Gun checks in Texas have busiest November yet

Texas just recorded its busiest November ever for background checks, according to federal data. (Photo: Texas State Rifle Association/Facebook)

Texas just recorded its busiest November ever for background checks, according to federal data. (Photo: Texas State Rifle Association/Facebook)

Texas submitted a record number of background checks in November, according to federal data.

Texas reported more than 163,000 applications to the National Instant Criminal Background Check System last month  — the busiest November on record for the Lonestar state since the federal government began keeping track in 1999.

It’s a 3.7 percent increase over 2016 — the busiest on record for gun checks, and by proxy, sales, in NICS history. Closer examination of the federal data shows concealed handgun licences drove the spike in checks, skyrocketing 43 percent over last year alone. By comparison, handguns increased 1.8 percent and long guns declined by 8 percent.

The increase, in part, follows a predictable sales pattern that kicks into high gear after Thanksgiving. Black Friday marks the beginning of the gun industry’s historically most profitable season, boosting background checks across the majority of the nation.
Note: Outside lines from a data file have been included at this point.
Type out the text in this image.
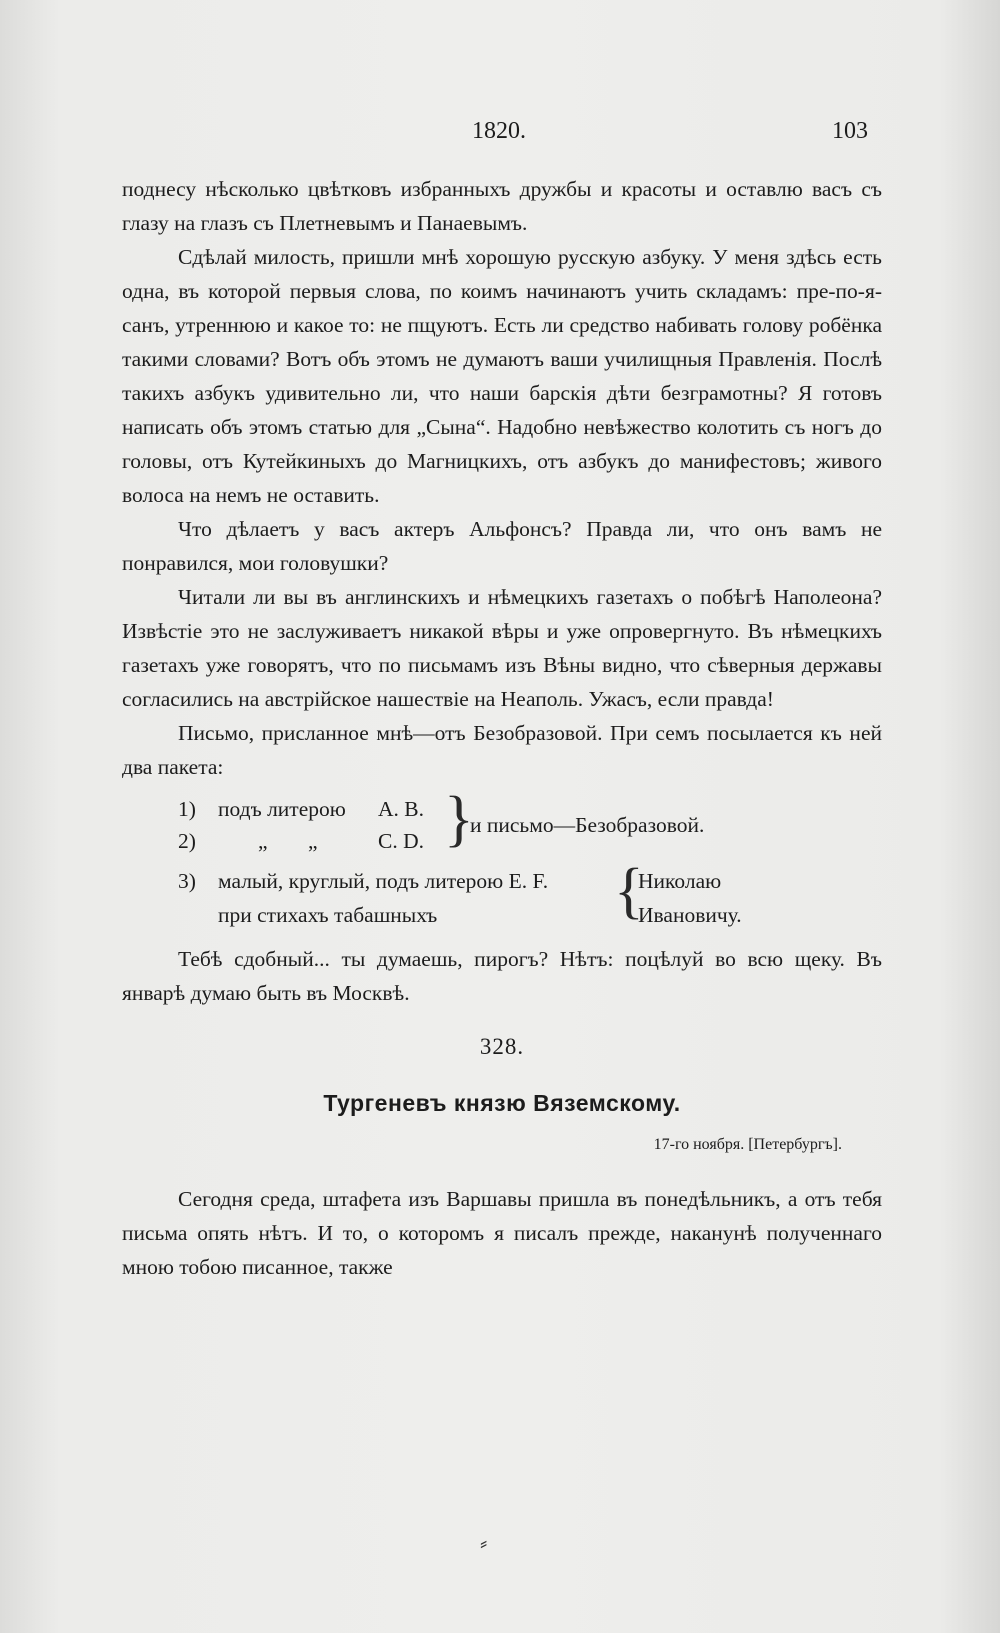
1820.	103

поднесу нѣсколько цвѣтковъ избранныхъ дружбы и красоты и оставлю васъ съ глазу на глазъ съ Плетневымъ и Панаевымъ.

Сдѣлай милость, пришли мнѣ хорошую русскую азбуку. У меня здѣсь есть одна, въ которой первыя слова, по коимъ начинаютъ учить складамъ: пре-по-я-санъ, утреннюю и какое то: не пщуютъ. Есть ли средство набивать голову робёнка такими словами? Вотъ объ этомъ не думаютъ ваши училищныя Правленія. Послѣ такихъ азбукъ удивительно ли, что наши барскія дѣти безграмотны? Я готовъ написать объ этомъ статью для „Сына“. Надобно невѣжество колотить съ ногъ до головы, отъ Кутейкиныхъ до Магницкихъ, отъ азбукъ до манифестовъ; живого волоса на немъ не оставить.

Что дѣлаетъ у васъ актеръ Альфонсъ? Правда ли, что онъ вамъ не понравился, мои головушки?

Читали ли вы въ англинскихъ и нѣмецкихъ газетахъ о побѣгѣ Наполеона? Извѣстіе это не заслуживаетъ никакой вѣры и уже опровергнуто. Въ нѣмецкихъ газетахъ уже говорятъ, что по письмамъ изъ Вѣны видно, что сѣверныя державы согласились на австрійское нашествіе на Неаполь. Ужасъ, если правда!

Письмо, присланное мнѣ—отъ Безобразовой. При семъ посылается къ ней два пакета:

1) подъ литерою А. В.
2)	„ „	С. D. }
и письмо—Безобразовой.
3) малый, круглый, подъ литерою Е. F.
при стихахъ табашныхъ	{
Николаю
Ивановичу.

Тебѣ сдобный... ты думаешь, пирогъ? Нѣтъ: поцѣлуй во всю щеку. Въ январѣ думаю быть въ Москвѣ.

328.
Тургеневъ князю Вяземскому.
17-го ноября. [Петербургъ].

Сегодня среда, штафета изъ Варшавы пришла въ понедѣльникъ, а отъ тебя письма опять нѣтъ. И то, о которомъ я писалъ прежде, наканунѣ полученнаго мною тобою писанное, также

⸗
This year proved no different with dealers submitting more than 203,000 checks on Nov. 24 — the single busiest day ever for NICS.

Texas, however, reignited fervor on Capitol Hill for new gun laws after a former Airman murdered 26 people at a church in Sutherland Springs — about 35 miles southeast of San Antonio — with a rifle his criminal convictions disqualified him from owning.
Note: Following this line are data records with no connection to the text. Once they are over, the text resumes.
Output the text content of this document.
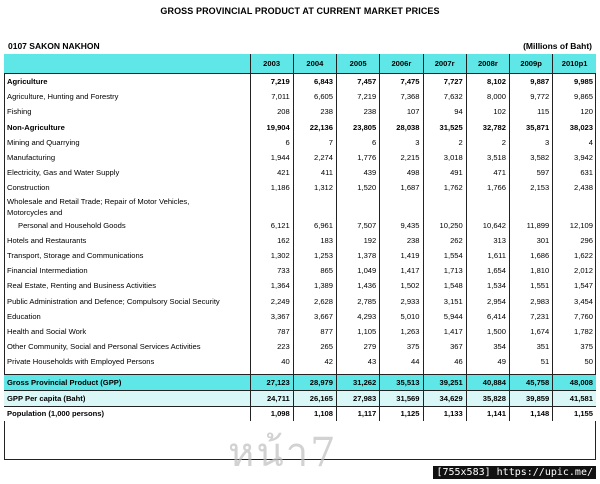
GROSS PROVINCIAL PRODUCT AT CURRENT MARKET PRICES
0107 SAKON NAKHON	(Millions of Baht)
	2003	2004	2005	2006r	2007r	2008r	2009p	2010p1
Agriculture	7,219	6,843	7,457	7,475	7,727	8,102	9,887	9,985
Agriculture, Hunting and Forestry	7,011	6,605	7,219	7,368	7,632	8,000	9,772	9,865
Fishing	208	238	238	107	94	102	115	120
Non-Agriculture	19,904	22,136	23,805	28,038	31,525	32,782	35,871	38,023
Mining and Quarrying	6	7	6	3	2	2	3	4
Manufacturing	1,944	2,274	1,776	2,215	3,018	3,518	3,582	3,942
Electricity, Gas and Water Supply	421	411	439	498	491	471	597	631
Construction	1,186	1,312	1,520	1,687	1,762	1,766	2,153	2,438
Wholesale and Retail Trade; Repair of Motor Vehicles,								
Motorcycles and								
Personal and Household Goods	6,121	6,961	7,507	9,435	10,250	10,642	11,899	12,109
Hotels and Restaurants	162	183	192	238	262	313	301	296
Transport, Storage and Communications	1,302	1,253	1,378	1,419	1,554	1,611	1,686	1,622
Financial Intermediation	733	865	1,049	1,417	1,713	1,654	1,810	2,012
Real Estate, Renting and Business Activities	1,364	1,389	1,436	1,502	1,548	1,534	1,551	1,547
Public Administration and Defence; Compulsory Social Security	2,249	2,628	2,785	2,933	3,151	2,954	2,983	3,454
Education	3,367	3,667	4,293	5,010	5,944	6,414	7,231	7,760
Health and Social Work	787	877	1,105	1,263	1,417	1,500	1,674	1,782
Other Community, Social and Personal Services Activities	223	265	279	375	367	354	351	375
Private Households with Employed Persons	40	42	43	44	46	49	51	50

Gross Provincial Product (GPP)	27,123	28,979	31,262	35,513	39,251	40,884	45,758	48,008
GPP Per capita (Baht)	24,711	26,165	27,983	31,569	34,629	35,828	39,859	41,581
Population (1,000 persons)	1,098	1,108	1,117	1,125	1,133	1,141	1,148	1,155
หน้า7	[755x583] https://upic.me/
In the days after the shooting, Air Force officials admitted never submitting the gunman’s 2012 domestic assault convictions — for which he was court-martialed, jailed and discharged — to the appropriate law enforcement agencies, an endemic problem dating back two decades. A review of Department of Justice records in 1997 and 2015 found roughly one third of service members’ criminal convictions were missing from federal databases.

Senate Majority Whip John Cornyn, a Texas Republican, sponsored the Fix NICS Act last month to incentivize states and federal agencies to comply with criminal reporting mandates. House Republicans amended the background check language into the Concealed Carry Reciprocity Act before passing it on a vote of 231-198 Wednesday.
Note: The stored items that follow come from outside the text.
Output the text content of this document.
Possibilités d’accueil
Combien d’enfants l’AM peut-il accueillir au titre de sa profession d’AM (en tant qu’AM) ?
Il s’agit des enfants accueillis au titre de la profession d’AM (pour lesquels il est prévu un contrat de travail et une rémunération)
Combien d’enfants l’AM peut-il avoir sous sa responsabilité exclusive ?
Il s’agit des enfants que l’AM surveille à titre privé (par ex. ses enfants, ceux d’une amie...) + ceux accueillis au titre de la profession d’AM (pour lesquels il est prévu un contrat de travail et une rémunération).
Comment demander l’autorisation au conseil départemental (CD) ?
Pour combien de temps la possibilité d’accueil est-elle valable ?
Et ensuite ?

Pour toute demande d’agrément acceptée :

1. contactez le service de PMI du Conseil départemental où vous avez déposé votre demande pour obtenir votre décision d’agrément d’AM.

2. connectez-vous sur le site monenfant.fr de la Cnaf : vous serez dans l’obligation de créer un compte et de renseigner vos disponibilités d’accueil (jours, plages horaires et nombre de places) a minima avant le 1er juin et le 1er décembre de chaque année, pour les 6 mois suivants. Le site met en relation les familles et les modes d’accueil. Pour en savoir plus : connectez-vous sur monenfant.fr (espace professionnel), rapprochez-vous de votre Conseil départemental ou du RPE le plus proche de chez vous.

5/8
It’s unclear if the hybrid measure will win Senate support. Cornyn said conflating the two bills would be a “mistake” and jeopardize the passage of his proposal.

Spikes in background checks often follow mass shootings and their eventual political fallout. Checks likewise rebounded in October after the deadliest mass shooting in modern American history claimed 59 lives, including the shooter, in Las Vegas.

Dealers processed more than 2.3 million applications through NICS in November — a 17 percent increase over October. Estimated gun sales — the sum total of transfers in the NICS’s handgun, long gun, multiple and other categories — exceeded 1.3 million, representing a 30 percent spike in just one month.

The strong sales data makes November this year’s second busiest for background checks so far. Last month’s sales trail 2016 by 13 percent, though it still ranks as the second highest November in the background check system’s two-decade history.

Background checks serve as a proxy measure for gun sales, however, the measurement isn’t perfect. Applications for concealed carry permits, periodic rechecks for maintaining licenses and a slew of smaller categories for pawns,  redemptions, rentals and other rare situations undercut the total amount of checks processed in one month. Also, dealers submit one background check application per sale — not per gun purchased.